17 The servant hurried to meet her and said, “Please give me a little water from your jar.”
18 “Drink, my lord,” she said, and quickly lowered the jar to her hands and gave him a drink.
19 After she had given him a drink, she said, “I’ll draw water for your camels too, until they have had enough to drink.” 20 So she quickly emptied her jar into the trough, ran back to the well to draw more water, and drew enough for all his camels (10 camels, very hard work as camels drink a lot of water, it showed the woman had a servant’s heart). 21 Without saying a word, the man watched her closely to learn whether or not the Lord had made his journey successful.
22 When the camels had finished drinking, the man took out a gold nose ring weighing a beka[c] and two gold bracelets weighing ten shekels.[ Then he asked, “Whose daughter are you? Please tell me, is there room in your father’s house for us to spend the night?”(Notice, he gave the ring and bracelets to the woman by faith, as he didn’t know whose family she was from, only that she had been an answer to his prayer that she was the first woman to come out with a water jug and offered him a drink along with his camels.)
24 She answered him, “I am the daughter of Bethuel, the son that Milkah bore to Nahor.” 25 And she added, “We have plenty of straw and fodder, as well as room for you to spend the night.”
26 Then the man bowed down and worshiped the Lord, 27 saying, “Praise be to the Lord, the God of my master Abraham, who has not abandoned his kindness and faithfulness to my master. As for me, the Lord has led me on the journey to the house of my master’s relatives.”

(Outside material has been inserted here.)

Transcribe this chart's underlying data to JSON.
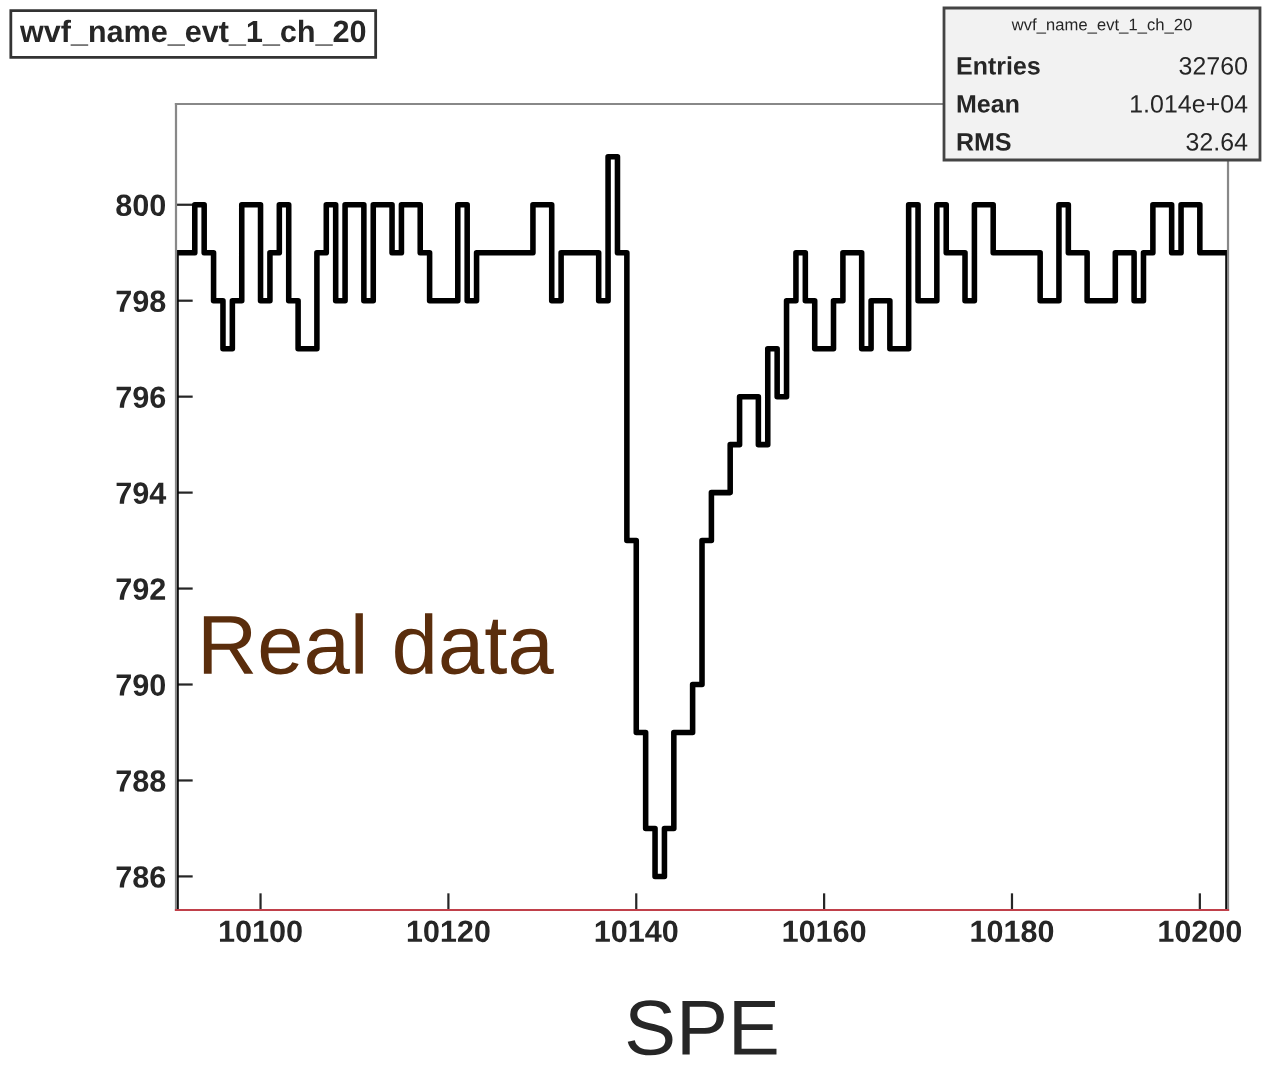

28 The young woman ran and told her mother’s household about these things.29 Now Rebekah had a brother named Laban, and he hurried out to the man at the spring. 30 As soon as he had seen the nose ring, and the bracelets on his sister’s arms, and had heard Rebekah tell what the man said to her, he went out to the man and found him standing by the camels near the spring.31 “Come, you who are blessed by the Lord,” he said. “Why are you standing out here? I have prepared the house and a place for the camels.”
32 So the man went to the house, and the camels were unloaded. Straw and fodder were brought for the camels, and water for him and his men to wash their feet. 33 Then food was set before him, but he said, “I will not eat until I have told you what I have to say.”
“Then tell us,” Laban said.
34 So he said, “I am Abraham’s servant. 35 The Lord has blessed my master abundantly, and he has become wealthy. He has given him sheep and cattle, silver and gold, male and female servants, and camels and donkeys. 36 My master’s wife Sarah has borne him a son in her old age, and he has given him everything he owns. 37 And my master made me swear an oath, and said, ‘You must not get a wife for my son from the daughters of the Canaanites, in whose land I live, 38 but go to my father’s family and to my own clan (The Kurds), and get a wife for my son.’
I think, for me, the evidence is clear that Abraham was a Kurd. From the evidence of the DNA samples drawn In 2001, a team of Israeli, German, and Indian scientists discovered that the majority of Jews around the world are closely related to the Kurdish people. In short, the CMH is a genetic marker from the northern Middle East which is not unique to Jews. However, its existence among many Kurds and Armenians, as well as some Italians and Hungarians, would seem to support the overall contention that Kurds and Armenians are the close relatives of modern Jews and that the majority of today’s Jews have paternal ancestry from the northeastern Mediterranean region (Haran), (Kurds are the Closest Relatives of Jews, Brook, Kevin Alan).